1ª VRP|SP: Pedido de Providências – Registro de Imóveis – Negócio jurídico de Alienação Fiduciária pactuado quando uma das partes era solteiro – Exigência de carta de sentença oriunda do divórcio – Alegação de comunicação do bem em razão do pagamento das parcelas durante o matrimônio – Obrigação contraída quando solteiro não se comunica – Ausência de elementos que demostrem o esforço comum – Pedido de Providências procedente.

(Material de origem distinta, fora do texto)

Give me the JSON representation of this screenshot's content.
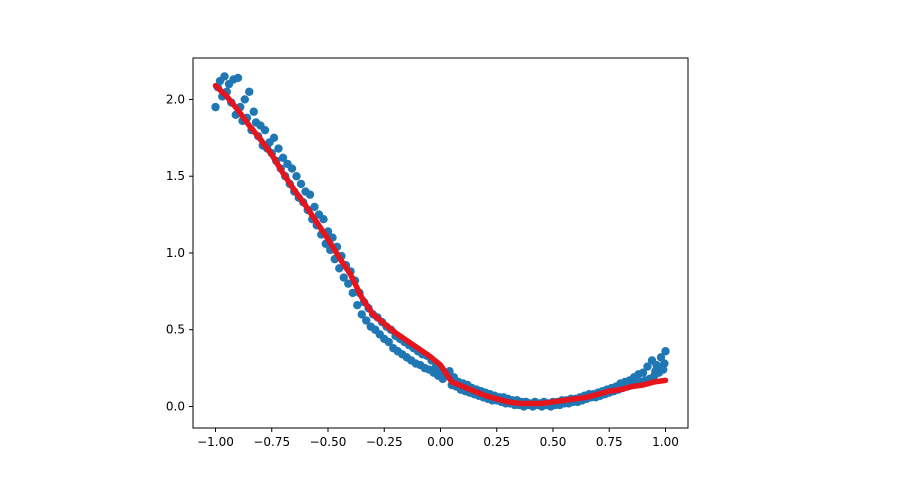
{
  "chart_data": {
    "type": "scatter",
    "title": "",
    "xlabel": "",
    "ylabel": "",
    "xlim": [
      -1.1,
      1.1
    ],
    "ylim": [
      -0.14,
      2.27
    ],
    "grid": false,
    "x_ticks": [
      {
        "value": -1.0,
        "label": "−1.00"
      },
      {
        "value": -0.75,
        "label": "−0.75"
      },
      {
        "value": -0.5,
        "label": "−0.50"
      },
      {
        "value": -0.25,
        "label": "−0.25"
      },
      {
        "value": 0.0,
        "label": "0.00"
      },
      {
        "value": 0.25,
        "label": "0.25"
      },
      {
        "value": 0.5,
        "label": "0.50"
      },
      {
        "value": 0.75,
        "label": "0.75"
      },
      {
        "value": 1.0,
        "label": "1.00"
      }
    ],
    "y_ticks": [
      {
        "value": 0.0,
        "label": "0.0"
      },
      {
        "value": 0.5,
        "label": "0.5"
      },
      {
        "value": 1.0,
        "label": "1.0"
      },
      {
        "value": 1.5,
        "label": "1.5"
      },
      {
        "value": 2.0,
        "label": "2.0"
      }
    ],
    "series": [
      {
        "kind": "scatter",
        "color": "#1f77b4",
        "points": [
          [
            -1.0,
            1.95
          ],
          [
            -0.99,
            2.08
          ],
          [
            -0.98,
            2.12
          ],
          [
            -0.97,
            2.02
          ],
          [
            -0.96,
            2.15
          ],
          [
            -0.95,
            2.05
          ],
          [
            -0.94,
            2.1
          ],
          [
            -0.93,
            1.98
          ],
          [
            -0.92,
            2.13
          ],
          [
            -0.91,
            1.9
          ],
          [
            -0.9,
            2.14
          ],
          [
            -0.89,
            1.95
          ],
          [
            -0.88,
            1.86
          ],
          [
            -0.87,
            2.0
          ],
          [
            -0.86,
            1.88
          ],
          [
            -0.85,
            2.05
          ],
          [
            -0.84,
            1.8
          ],
          [
            -0.83,
            1.92
          ],
          [
            -0.82,
            1.85
          ],
          [
            -0.81,
            1.76
          ],
          [
            -0.8,
            1.83
          ],
          [
            -0.79,
            1.7
          ],
          [
            -0.78,
            1.8
          ],
          [
            -0.77,
            1.68
          ],
          [
            -0.76,
            1.72
          ],
          [
            -0.75,
            1.65
          ],
          [
            -0.74,
            1.75
          ],
          [
            -0.73,
            1.6
          ],
          [
            -0.72,
            1.68
          ],
          [
            -0.71,
            1.55
          ],
          [
            -0.7,
            1.62
          ],
          [
            -0.69,
            1.5
          ],
          [
            -0.68,
            1.58
          ],
          [
            -0.67,
            1.45
          ],
          [
            -0.66,
            1.55
          ],
          [
            -0.65,
            1.4
          ],
          [
            -0.64,
            1.5
          ],
          [
            -0.63,
            1.36
          ],
          [
            -0.62,
            1.45
          ],
          [
            -0.61,
            1.33
          ],
          [
            -0.6,
            1.4
          ],
          [
            -0.59,
            1.28
          ],
          [
            -0.58,
            1.38
          ],
          [
            -0.57,
            1.22
          ],
          [
            -0.56,
            1.3
          ],
          [
            -0.55,
            1.18
          ],
          [
            -0.54,
            1.25
          ],
          [
            -0.53,
            1.12
          ],
          [
            -0.52,
            1.22
          ],
          [
            -0.51,
            1.06
          ],
          [
            -0.5,
            1.14
          ],
          [
            -0.49,
            1.02
          ],
          [
            -0.48,
            1.1
          ],
          [
            -0.47,
            0.96
          ],
          [
            -0.46,
            1.04
          ],
          [
            -0.45,
            0.9
          ],
          [
            -0.44,
            0.98
          ],
          [
            -0.43,
            0.84
          ],
          [
            -0.42,
            0.92
          ],
          [
            -0.41,
            0.8
          ],
          [
            -0.4,
            0.88
          ],
          [
            -0.39,
            0.74
          ],
          [
            -0.38,
            0.82
          ],
          [
            -0.37,
            0.66
          ],
          [
            -0.36,
            0.74
          ],
          [
            -0.35,
            0.6
          ],
          [
            -0.34,
            0.68
          ],
          [
            -0.33,
            0.56
          ],
          [
            -0.32,
            0.64
          ],
          [
            -0.31,
            0.52
          ],
          [
            -0.3,
            0.6
          ],
          [
            -0.29,
            0.5
          ],
          [
            -0.28,
            0.58
          ],
          [
            -0.27,
            0.47
          ],
          [
            -0.26,
            0.55
          ],
          [
            -0.25,
            0.44
          ],
          [
            -0.24,
            0.52
          ],
          [
            -0.23,
            0.42
          ],
          [
            -0.22,
            0.5
          ],
          [
            -0.21,
            0.38
          ],
          [
            -0.2,
            0.46
          ],
          [
            -0.19,
            0.36
          ],
          [
            -0.18,
            0.44
          ],
          [
            -0.17,
            0.34
          ],
          [
            -0.16,
            0.42
          ],
          [
            -0.15,
            0.32
          ],
          [
            -0.14,
            0.4
          ],
          [
            -0.13,
            0.3
          ],
          [
            -0.12,
            0.38
          ],
          [
            -0.11,
            0.28
          ],
          [
            -0.1,
            0.36
          ],
          [
            -0.09,
            0.27
          ],
          [
            -0.08,
            0.34
          ],
          [
            -0.07,
            0.25
          ],
          [
            -0.06,
            0.33
          ],
          [
            -0.05,
            0.24
          ],
          [
            -0.04,
            0.3
          ],
          [
            -0.03,
            0.22
          ],
          [
            -0.02,
            0.26
          ],
          [
            -0.01,
            0.2
          ],
          [
            0.0,
            0.24
          ],
          [
            0.01,
            0.18
          ],
          [
            0.02,
            0.22
          ],
          [
            0.03,
            0.2
          ],
          [
            0.04,
            0.23
          ],
          [
            0.05,
            0.14
          ],
          [
            0.06,
            0.19
          ],
          [
            0.07,
            0.13
          ],
          [
            0.08,
            0.16
          ],
          [
            0.09,
            0.11
          ],
          [
            0.1,
            0.15
          ],
          [
            0.11,
            0.1
          ],
          [
            0.12,
            0.14
          ],
          [
            0.13,
            0.09
          ],
          [
            0.14,
            0.12
          ],
          [
            0.15,
            0.08
          ],
          [
            0.16,
            0.11
          ],
          [
            0.17,
            0.07
          ],
          [
            0.18,
            0.1
          ],
          [
            0.19,
            0.06
          ],
          [
            0.2,
            0.09
          ],
          [
            0.21,
            0.05
          ],
          [
            0.22,
            0.08
          ],
          [
            0.23,
            0.04
          ],
          [
            0.24,
            0.07
          ],
          [
            0.25,
            0.04
          ],
          [
            0.26,
            0.06
          ],
          [
            0.27,
            0.03
          ],
          [
            0.28,
            0.06
          ],
          [
            0.29,
            0.02
          ],
          [
            0.3,
            0.05
          ],
          [
            0.31,
            0.02
          ],
          [
            0.32,
            0.04
          ],
          [
            0.33,
            0.01
          ],
          [
            0.34,
            0.04
          ],
          [
            0.35,
            0.01
          ],
          [
            0.36,
            0.03
          ],
          [
            0.37,
            0.0
          ],
          [
            0.38,
            0.03
          ],
          [
            0.39,
            0.01
          ],
          [
            0.4,
            0.02
          ],
          [
            0.41,
            0.0
          ],
          [
            0.42,
            0.03
          ],
          [
            0.43,
            0.01
          ],
          [
            0.44,
            0.02
          ],
          [
            0.45,
            0.0
          ],
          [
            0.46,
            0.03
          ],
          [
            0.47,
            0.01
          ],
          [
            0.48,
            0.02
          ],
          [
            0.49,
            0.0
          ],
          [
            0.5,
            0.03
          ],
          [
            0.51,
            0.01
          ],
          [
            0.52,
            0.03
          ],
          [
            0.53,
            0.01
          ],
          [
            0.54,
            0.04
          ],
          [
            0.55,
            0.02
          ],
          [
            0.56,
            0.04
          ],
          [
            0.57,
            0.02
          ],
          [
            0.58,
            0.05
          ],
          [
            0.59,
            0.03
          ],
          [
            0.6,
            0.05
          ],
          [
            0.61,
            0.03
          ],
          [
            0.62,
            0.06
          ],
          [
            0.63,
            0.04
          ],
          [
            0.64,
            0.07
          ],
          [
            0.65,
            0.05
          ],
          [
            0.66,
            0.08
          ],
          [
            0.67,
            0.06
          ],
          [
            0.68,
            0.08
          ],
          [
            0.69,
            0.06
          ],
          [
            0.7,
            0.09
          ],
          [
            0.71,
            0.07
          ],
          [
            0.72,
            0.1
          ],
          [
            0.73,
            0.08
          ],
          [
            0.74,
            0.11
          ],
          [
            0.75,
            0.09
          ],
          [
            0.76,
            0.12
          ],
          [
            0.77,
            0.1
          ],
          [
            0.78,
            0.13
          ],
          [
            0.79,
            0.11
          ],
          [
            0.8,
            0.15
          ],
          [
            0.81,
            0.12
          ],
          [
            0.82,
            0.16
          ],
          [
            0.83,
            0.13
          ],
          [
            0.84,
            0.17
          ],
          [
            0.85,
            0.14
          ],
          [
            0.86,
            0.19
          ],
          [
            0.87,
            0.15
          ],
          [
            0.88,
            0.21
          ],
          [
            0.89,
            0.16
          ],
          [
            0.9,
            0.22
          ],
          [
            0.91,
            0.17
          ],
          [
            0.92,
            0.26
          ],
          [
            0.93,
            0.18
          ],
          [
            0.94,
            0.3
          ],
          [
            0.95,
            0.2
          ],
          [
            0.96,
            0.27
          ],
          [
            0.97,
            0.22
          ],
          [
            0.98,
            0.32
          ],
          [
            0.99,
            0.24
          ],
          [
            1.0,
            0.36
          ],
          [
            0.995,
            0.28
          ],
          [
            0.975,
            0.25
          ],
          [
            0.955,
            0.23
          ]
        ]
      },
      {
        "kind": "line",
        "color": "#e6141c",
        "points": [
          [
            -1.0,
            2.09
          ],
          [
            -0.95,
            2.02
          ],
          [
            -0.9,
            1.93
          ],
          [
            -0.85,
            1.83
          ],
          [
            -0.8,
            1.74
          ],
          [
            -0.75,
            1.64
          ],
          [
            -0.7,
            1.52
          ],
          [
            -0.65,
            1.41
          ],
          [
            -0.6,
            1.31
          ],
          [
            -0.55,
            1.2
          ],
          [
            -0.5,
            1.09
          ],
          [
            -0.45,
            0.97
          ],
          [
            -0.4,
            0.86
          ],
          [
            -0.35,
            0.71
          ],
          [
            -0.3,
            0.6
          ],
          [
            -0.25,
            0.54
          ],
          [
            -0.2,
            0.48
          ],
          [
            -0.15,
            0.43
          ],
          [
            -0.1,
            0.38
          ],
          [
            -0.05,
            0.33
          ],
          [
            0.0,
            0.27
          ],
          [
            0.05,
            0.16
          ],
          [
            0.1,
            0.13
          ],
          [
            0.15,
            0.1
          ],
          [
            0.2,
            0.07
          ],
          [
            0.25,
            0.05
          ],
          [
            0.3,
            0.03
          ],
          [
            0.35,
            0.02
          ],
          [
            0.4,
            0.02
          ],
          [
            0.45,
            0.02
          ],
          [
            0.5,
            0.03
          ],
          [
            0.55,
            0.04
          ],
          [
            0.6,
            0.05
          ],
          [
            0.65,
            0.06
          ],
          [
            0.7,
            0.08
          ],
          [
            0.75,
            0.1
          ],
          [
            0.8,
            0.11
          ],
          [
            0.85,
            0.13
          ],
          [
            0.9,
            0.14
          ],
          [
            0.95,
            0.16
          ],
          [
            1.0,
            0.17
          ]
        ]
      }
    ]
  }
}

Processo 1079435-36.2019.8.26.0100

Pedido de Providências

Registro de Imóveis

R. S. L.

Vistos.

Trata-se de pedido de providências formulado por R. S. L. em face do Oficial do 14º Registro de Imóveis da Capital, pleiteando a averbação de seu casamento e posterior divórcio junto à matrícula nº 184.696, bem como cancelamento da alienação fiduciária registrada.

O ato registrário foi negado sob o fundamento de que houve a comunicabilidade do imóvel em razão do casamento do requerente com F. F. L., razão pela qual haveria a necessidade da apresentação da carta de sentença devidamente formalizada ou escritura de partilha dos bens do casal.

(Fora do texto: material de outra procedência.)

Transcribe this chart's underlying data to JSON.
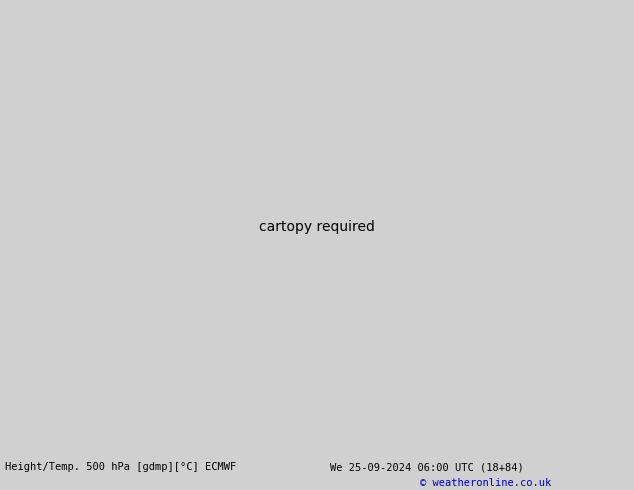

Insurge-se o requerente do óbice imposto, sob o argumento de que referido imóvel foi adquirido no estado civil de solteiro, aos 18.03.2010 (fls. 12/13).

Pelo mesmo instrumento público, o bem foi dado em alienação fiduciária ao Banco Bradesco S/A para garantia do financiamento no valor de R$ 345.000,00, pagável em 360 prestações mensais e sucessivas no importe de R$ 3.698,52 (fl. 13).

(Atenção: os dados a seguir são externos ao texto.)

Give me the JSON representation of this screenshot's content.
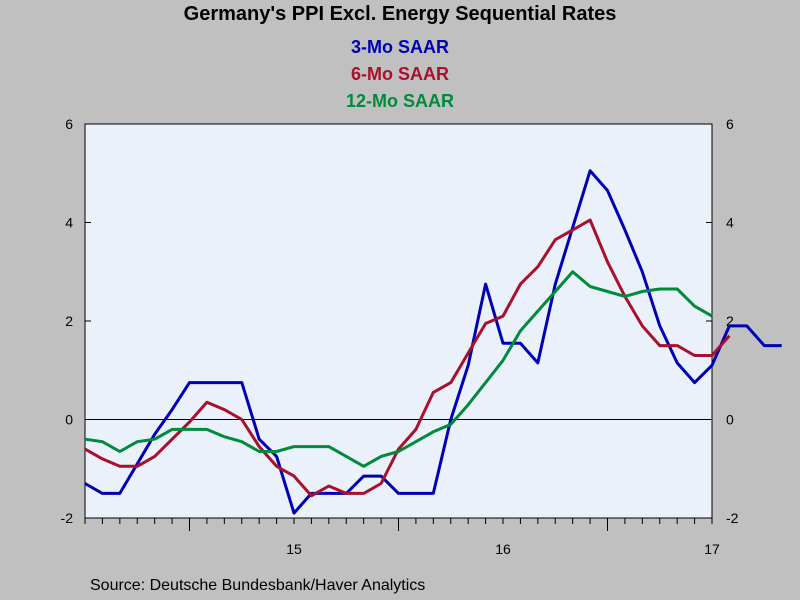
{
  "chart_data": {
    "type": "line",
    "title": "Germany's PPI Excl. Energy Sequential Rates",
    "source": "Source:  Deutsche Bundesbank/Haver Analytics",
    "x_start": "2014-07",
    "x_end": "2017-07",
    "ylim": [
      -2,
      6
    ],
    "yticks": [
      -2,
      0,
      2,
      4,
      6
    ],
    "ytick_labels": [
      "-2",
      "0",
      "2",
      "4",
      "6"
    ],
    "xtick_labels": [
      {
        "label": "15",
        "month": "2015-07"
      },
      {
        "label": "16",
        "month": "2016-07"
      },
      {
        "label": "17",
        "month": "2017-07"
      }
    ],
    "reference_line": 0,
    "legend_placement": "top-center",
    "series": [
      {
        "name": "3-Mo SAAR",
        "color": "#0000b4",
        "values": [
          -1.3,
          -1.5,
          -1.5,
          -0.9,
          -0.3,
          0.2,
          0.75,
          0.75,
          0.75,
          0.75,
          -0.4,
          -0.75,
          -1.9,
          -1.5,
          -1.5,
          -1.5,
          -1.15,
          -1.15,
          -1.5,
          -1.5,
          -1.5,
          0.0,
          1.1,
          2.75,
          1.55,
          1.55,
          1.15,
          2.75,
          3.9,
          5.05,
          4.65,
          3.85,
          3.0,
          1.9,
          1.15,
          0.75,
          1.1,
          1.9,
          1.9,
          1.5,
          1.5
        ]
      },
      {
        "name": "6-Mo SAAR",
        "color": "#a8102c",
        "values": [
          -0.6,
          -0.8,
          -0.95,
          -0.95,
          -0.75,
          -0.4,
          -0.05,
          0.35,
          0.2,
          0.0,
          -0.55,
          -0.95,
          -1.15,
          -1.55,
          -1.35,
          -1.5,
          -1.5,
          -1.3,
          -0.6,
          -0.2,
          0.55,
          0.75,
          1.35,
          1.95,
          2.1,
          2.75,
          3.1,
          3.65,
          3.85,
          4.05,
          3.2,
          2.5,
          1.9,
          1.5,
          1.5,
          1.3,
          1.3,
          1.7
        ]
      },
      {
        "name": "12-Mo SAAR",
        "color": "#008a3c",
        "values": [
          -0.4,
          -0.45,
          -0.65,
          -0.45,
          -0.4,
          -0.2,
          -0.2,
          -0.2,
          -0.35,
          -0.45,
          -0.65,
          -0.65,
          -0.55,
          -0.55,
          -0.55,
          -0.75,
          -0.95,
          -0.75,
          -0.65,
          -0.45,
          -0.25,
          -0.1,
          0.3,
          0.75,
          1.2,
          1.8,
          2.2,
          2.6,
          3.0,
          2.7,
          2.6,
          2.5,
          2.6,
          2.65,
          2.65,
          2.3,
          2.1
        ]
      }
    ]
  }
}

Informa que, após a aquisição do imóvel, em 04.05.2013, contraiu matrimônio com Fabiana, sob o regime da comunhão parcial de bens, e em 13.12.2018 separou-se extrajudicialmente e deixaram de partilhar o referido bem.

Afirma que tendo a alienação fiduciária sido constituída antes do matrimônio, não houve comunicabilidade. Juntou documentos às fls.10/32.

O Oficial manifestou-se às fls.36/38, corroborando os argumentos da exigência acima mencionados, aduzindo ainda que o pagamento de parcelas do financiamento durante a relação conjugal levariam à comunicabilidade dos direitos sobre o bem.

O Ministério Público opinou pela procedência do pedido (fls.41/44).

É o relatório. Passo a fundamentar e a decidir.

Em que pese a cautela do Registrador, o presente pedido de providências deve ser julgado procedente.

A alienação fiduciária de bem imóvel em garantia, nos termos do art. 22 da Lei nº 9.514/97, é o negócio jurídico pelo qual o devedor, ou fiduciante, com escopo de garantia, contrata a transferência ao credor, ou fiduciário, da propriedade resolúvel de coisa imóvel.

Ao devedor é conferida a posse direta sobre a coisa. Daí que uma vez extinta a condição resolutiva, há o retorno dos envolvidos ao “status quo ante”, de maneira retroativa.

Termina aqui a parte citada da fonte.